How They Work Together

Here’s a real-world example of all three primitives in action:
from statebase import StateBase

sb = StateBase(api_key="your-key")

# 1. Create a session for a new conversation
session = sb.sessions.create(
    agent_id="personal-assistant",
    user_id="alice",
    initial_state={"task": "plan_trip", "destination": None}
)

# 2. First turn: User provides input
sb.sessions.add_turn(
    session_id=session.id,
    input="I want to plan a trip to Japan",
    output="Great! When are you planning to go?",
    reasoning="Need to gather travel dates before searching flights"
)

# Update state with new information
sb.sessions.update_state(
    session_id=session.id,
    state={"destination": "Japan", "dates": None},
    reasoning="User specified destination"
)

# 3. Extract a long-term memory
sb.memory.add(
    content="Alice is interested in traveling to Japan",
    type="interest",
    session_id=session.id,
    tags=["travel", "japan"]
)

# 4. Later, in a NEW session (weeks later)...
new_session = sb.sessions.create(agent_id="personal-assistant", user_id="alice")

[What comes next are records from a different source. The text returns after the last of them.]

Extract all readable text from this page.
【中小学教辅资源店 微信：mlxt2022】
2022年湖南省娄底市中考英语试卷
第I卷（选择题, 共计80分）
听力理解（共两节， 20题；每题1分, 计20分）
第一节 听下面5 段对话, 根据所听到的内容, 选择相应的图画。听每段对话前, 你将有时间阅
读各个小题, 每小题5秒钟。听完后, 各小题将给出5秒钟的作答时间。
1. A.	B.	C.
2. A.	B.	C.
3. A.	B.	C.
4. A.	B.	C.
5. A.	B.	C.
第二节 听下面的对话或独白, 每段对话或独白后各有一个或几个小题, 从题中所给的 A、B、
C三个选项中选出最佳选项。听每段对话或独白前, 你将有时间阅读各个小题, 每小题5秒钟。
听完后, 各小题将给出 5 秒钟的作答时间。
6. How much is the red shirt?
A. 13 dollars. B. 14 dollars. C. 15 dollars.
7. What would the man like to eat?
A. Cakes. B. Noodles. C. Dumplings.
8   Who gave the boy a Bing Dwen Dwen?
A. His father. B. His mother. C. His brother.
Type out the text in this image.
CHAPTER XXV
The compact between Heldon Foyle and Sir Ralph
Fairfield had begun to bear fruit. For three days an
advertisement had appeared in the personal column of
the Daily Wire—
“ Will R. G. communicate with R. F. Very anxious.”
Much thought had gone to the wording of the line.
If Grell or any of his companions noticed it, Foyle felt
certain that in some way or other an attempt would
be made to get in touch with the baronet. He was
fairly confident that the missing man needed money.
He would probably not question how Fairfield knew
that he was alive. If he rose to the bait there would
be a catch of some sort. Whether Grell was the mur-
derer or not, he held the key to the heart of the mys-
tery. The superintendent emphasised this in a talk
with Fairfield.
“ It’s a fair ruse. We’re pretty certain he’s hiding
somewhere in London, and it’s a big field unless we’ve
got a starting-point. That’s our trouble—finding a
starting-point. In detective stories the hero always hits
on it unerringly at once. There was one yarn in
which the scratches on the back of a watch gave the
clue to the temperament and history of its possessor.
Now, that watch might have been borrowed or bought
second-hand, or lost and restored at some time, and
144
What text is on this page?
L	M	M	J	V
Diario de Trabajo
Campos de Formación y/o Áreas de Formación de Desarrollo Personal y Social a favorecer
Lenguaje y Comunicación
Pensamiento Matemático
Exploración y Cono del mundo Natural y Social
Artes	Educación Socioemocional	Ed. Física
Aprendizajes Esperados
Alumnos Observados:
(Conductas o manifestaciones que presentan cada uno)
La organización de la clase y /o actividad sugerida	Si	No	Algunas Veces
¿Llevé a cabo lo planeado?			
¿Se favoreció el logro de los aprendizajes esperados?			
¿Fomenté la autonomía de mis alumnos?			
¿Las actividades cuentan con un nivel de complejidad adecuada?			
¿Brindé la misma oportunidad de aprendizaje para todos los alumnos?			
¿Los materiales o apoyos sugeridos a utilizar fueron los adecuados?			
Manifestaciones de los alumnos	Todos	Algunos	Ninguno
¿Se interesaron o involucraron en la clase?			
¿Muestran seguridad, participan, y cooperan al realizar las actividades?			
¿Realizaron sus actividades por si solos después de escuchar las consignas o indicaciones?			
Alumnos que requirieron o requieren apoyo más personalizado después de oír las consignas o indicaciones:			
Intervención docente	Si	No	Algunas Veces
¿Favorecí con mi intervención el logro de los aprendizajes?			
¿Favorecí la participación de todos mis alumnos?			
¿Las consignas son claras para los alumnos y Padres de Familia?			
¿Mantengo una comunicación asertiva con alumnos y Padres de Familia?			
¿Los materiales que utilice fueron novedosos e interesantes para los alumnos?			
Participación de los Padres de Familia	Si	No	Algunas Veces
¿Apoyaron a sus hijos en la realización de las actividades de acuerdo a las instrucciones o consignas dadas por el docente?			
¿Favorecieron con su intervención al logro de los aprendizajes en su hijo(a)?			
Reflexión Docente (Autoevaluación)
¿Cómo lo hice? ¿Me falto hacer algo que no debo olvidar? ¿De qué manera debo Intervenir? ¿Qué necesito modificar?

# Retrieve relevant memories
memories = sb.memory.search(
    query="travel preferences",
    session_id=new_session.id,
    limit=3
)
# Returns: ["Alice is interested in traveling to Japan", ...]

# Agent can now say: "I remember you were interested in Japan. 
# Would you like help planning that trip?"

Best Practices

✅ Do This

  • One session per conversation thread
  • Log every turn (even errors—they’re valuable for debugging)
  • Update state incrementally as the conversation progresses
  • Extract memories when you learn something important about the user
  • Use semantic search to retrieve relevant memories at the start of each session

❌ Avoid This

  • Don’t create a new session for every message (loses context)
  • Don’t store long-term facts in state (they’ll expire with the session)
  • Don’t skip turn logging (you’ll regret it when debugging production issues)
  • Don’t overload memory with trivial facts (focus on high-signal information)

Common Patterns

Pattern 1: Context Injection

# At the start of each turn, inject relevant context
context = sb.sessions.get_context(
    session_id=session.id,
    query=user_message,
    memory_limit=5,
    turn_limit=10
)

# context contains:
# - Current state
# - 5 most relevant memories
# - Last 10 turns

# Feed this to your LLM prompt

Pattern 2: Progressive State Building

# Turn 1: Gather destination
state = {"destination": "Japan", "dates": None, "budget": None}

# Turn 2: Gather dates
state = {"destination": "Japan", "dates": "2024-03-15", "budget": None}

# Turn 3: Gather budget
state = {"destination": "Japan", "dates": "2024-03-15", "budget": 5000}

# Now you have complete information to execute the task

Pattern 3: Memory Consolidation

# After a successful conversation, consolidate learnings
if task_completed:
    sb.memory.add(
        content=f"User successfully booked trip to {state['destination']}",
        type="event",
        session_id=session.id,
        metadata={"outcome": "success", "total_cost": state["budget"]}
    )

Next Steps


Key Takeaway: Sessions are containers, Turns are logs, Memory is knowledge. Master these three primitives and you can build agents that never forget.